Globe marks Earth Hour


People light candles during Earth Hour in Cali, Colombia, on Saturday.

Photo: EPA

The Empire State Building dimmed its lights and the Eiffel Tower went dark on Saturday as iconic landmarks across the world observed Earth Hour, the global climate change awareness campaign.

In Taiwan, the lights went off on Taipei 101, the world’s tallest building before it was overtaken by Dubai’s Burj Khalifa, while in Kuala Lumpur the usually dazzling Petronas Twin Towers were dark.

Hong Kong’s signature high-rise skyline along Victoria Harbour was a shadow of itself, with its towering skyscrapers standing dark — among them the territory’s tallest building, the 118-story International Commerce Centre.

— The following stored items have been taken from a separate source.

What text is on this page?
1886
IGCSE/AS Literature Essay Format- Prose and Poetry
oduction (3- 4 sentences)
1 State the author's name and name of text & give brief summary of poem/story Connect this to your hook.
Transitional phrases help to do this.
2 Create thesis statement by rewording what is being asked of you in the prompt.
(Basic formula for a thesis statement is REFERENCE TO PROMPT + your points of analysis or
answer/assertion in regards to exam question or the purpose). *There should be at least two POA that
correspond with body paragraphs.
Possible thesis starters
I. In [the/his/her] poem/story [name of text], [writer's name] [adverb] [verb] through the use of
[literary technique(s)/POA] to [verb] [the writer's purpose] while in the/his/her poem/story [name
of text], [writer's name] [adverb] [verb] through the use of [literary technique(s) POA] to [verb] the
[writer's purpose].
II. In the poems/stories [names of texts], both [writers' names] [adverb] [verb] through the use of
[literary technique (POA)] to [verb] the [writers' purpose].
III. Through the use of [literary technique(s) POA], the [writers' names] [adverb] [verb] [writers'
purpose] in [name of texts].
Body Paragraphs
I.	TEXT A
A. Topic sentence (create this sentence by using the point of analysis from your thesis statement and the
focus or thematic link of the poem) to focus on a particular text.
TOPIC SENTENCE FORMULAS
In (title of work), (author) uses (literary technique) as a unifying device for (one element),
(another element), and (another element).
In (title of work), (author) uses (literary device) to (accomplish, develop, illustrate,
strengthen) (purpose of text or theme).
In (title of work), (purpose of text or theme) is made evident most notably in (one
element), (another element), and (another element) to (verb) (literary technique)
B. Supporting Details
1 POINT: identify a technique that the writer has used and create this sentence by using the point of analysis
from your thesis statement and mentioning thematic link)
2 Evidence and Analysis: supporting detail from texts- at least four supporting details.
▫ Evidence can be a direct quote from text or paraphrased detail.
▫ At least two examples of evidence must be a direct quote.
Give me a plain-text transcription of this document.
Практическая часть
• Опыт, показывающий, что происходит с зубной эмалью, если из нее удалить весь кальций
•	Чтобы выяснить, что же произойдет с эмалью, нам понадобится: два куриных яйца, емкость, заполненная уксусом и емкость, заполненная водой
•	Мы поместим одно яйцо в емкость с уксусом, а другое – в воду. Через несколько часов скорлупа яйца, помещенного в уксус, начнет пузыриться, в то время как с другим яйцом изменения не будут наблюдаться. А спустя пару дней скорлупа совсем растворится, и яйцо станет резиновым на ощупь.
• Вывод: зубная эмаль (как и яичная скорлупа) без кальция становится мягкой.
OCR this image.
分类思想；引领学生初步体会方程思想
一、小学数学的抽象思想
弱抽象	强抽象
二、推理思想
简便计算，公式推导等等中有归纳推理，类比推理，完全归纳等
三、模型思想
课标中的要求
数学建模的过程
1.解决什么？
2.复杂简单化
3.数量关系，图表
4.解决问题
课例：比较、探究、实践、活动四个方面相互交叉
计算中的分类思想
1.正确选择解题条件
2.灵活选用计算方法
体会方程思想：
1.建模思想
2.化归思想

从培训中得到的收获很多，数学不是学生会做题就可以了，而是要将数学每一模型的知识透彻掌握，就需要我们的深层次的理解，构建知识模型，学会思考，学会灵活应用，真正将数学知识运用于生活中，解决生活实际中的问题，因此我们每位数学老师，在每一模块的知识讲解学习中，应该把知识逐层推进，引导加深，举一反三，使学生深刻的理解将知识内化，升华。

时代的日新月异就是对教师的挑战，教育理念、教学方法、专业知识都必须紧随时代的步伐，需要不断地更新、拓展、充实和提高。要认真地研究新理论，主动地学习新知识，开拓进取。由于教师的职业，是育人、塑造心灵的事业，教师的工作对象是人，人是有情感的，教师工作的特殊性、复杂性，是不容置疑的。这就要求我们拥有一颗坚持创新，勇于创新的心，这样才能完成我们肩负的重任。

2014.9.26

In Singapore, all Earth Hour events were canceled because of public mourning following the death of the city-state’s founding prime minister, Lee Kuan Yew.

The usually glittering nighttime majesty of the Empire State Building was set to “faint sparkle” in New York City, while theaters on Broadway also toned down the neon.

Millions of people around the world took part in the annual Earth Hour organized by conservation group WWF, with a string of well-known sights plunging into darkness globally.

The famous Las Vegas Strip went dim, with the replica Eiffel Tower at Paris Hotel turning its lights off, along with several hotels and casinos that normally illuminate the main drag.

Other US west coast cities marked the occasion by switching off, with the Golden Gate Bridge in San Francisco going dim and the normally bright gateway pylons at Los Angeles LAX airport turned off after being lit in green in honor of the occasion.

Further south, landmarks in Mexico City and Rio de Janeiro were also dimmed for the hour, shrouding parts of the cities in darkness.

Earlier in Paris, the Eiffel Tower went black for just five minutes — due to security reasons — while nearly 300 other monuments in the City of Light also switched off their lights.

The initiative began in Sydney in 2007, but quickly went global.

Earth Hour’s goal is not to achieve measurable electricity savings, but to raise awareness, organizers said.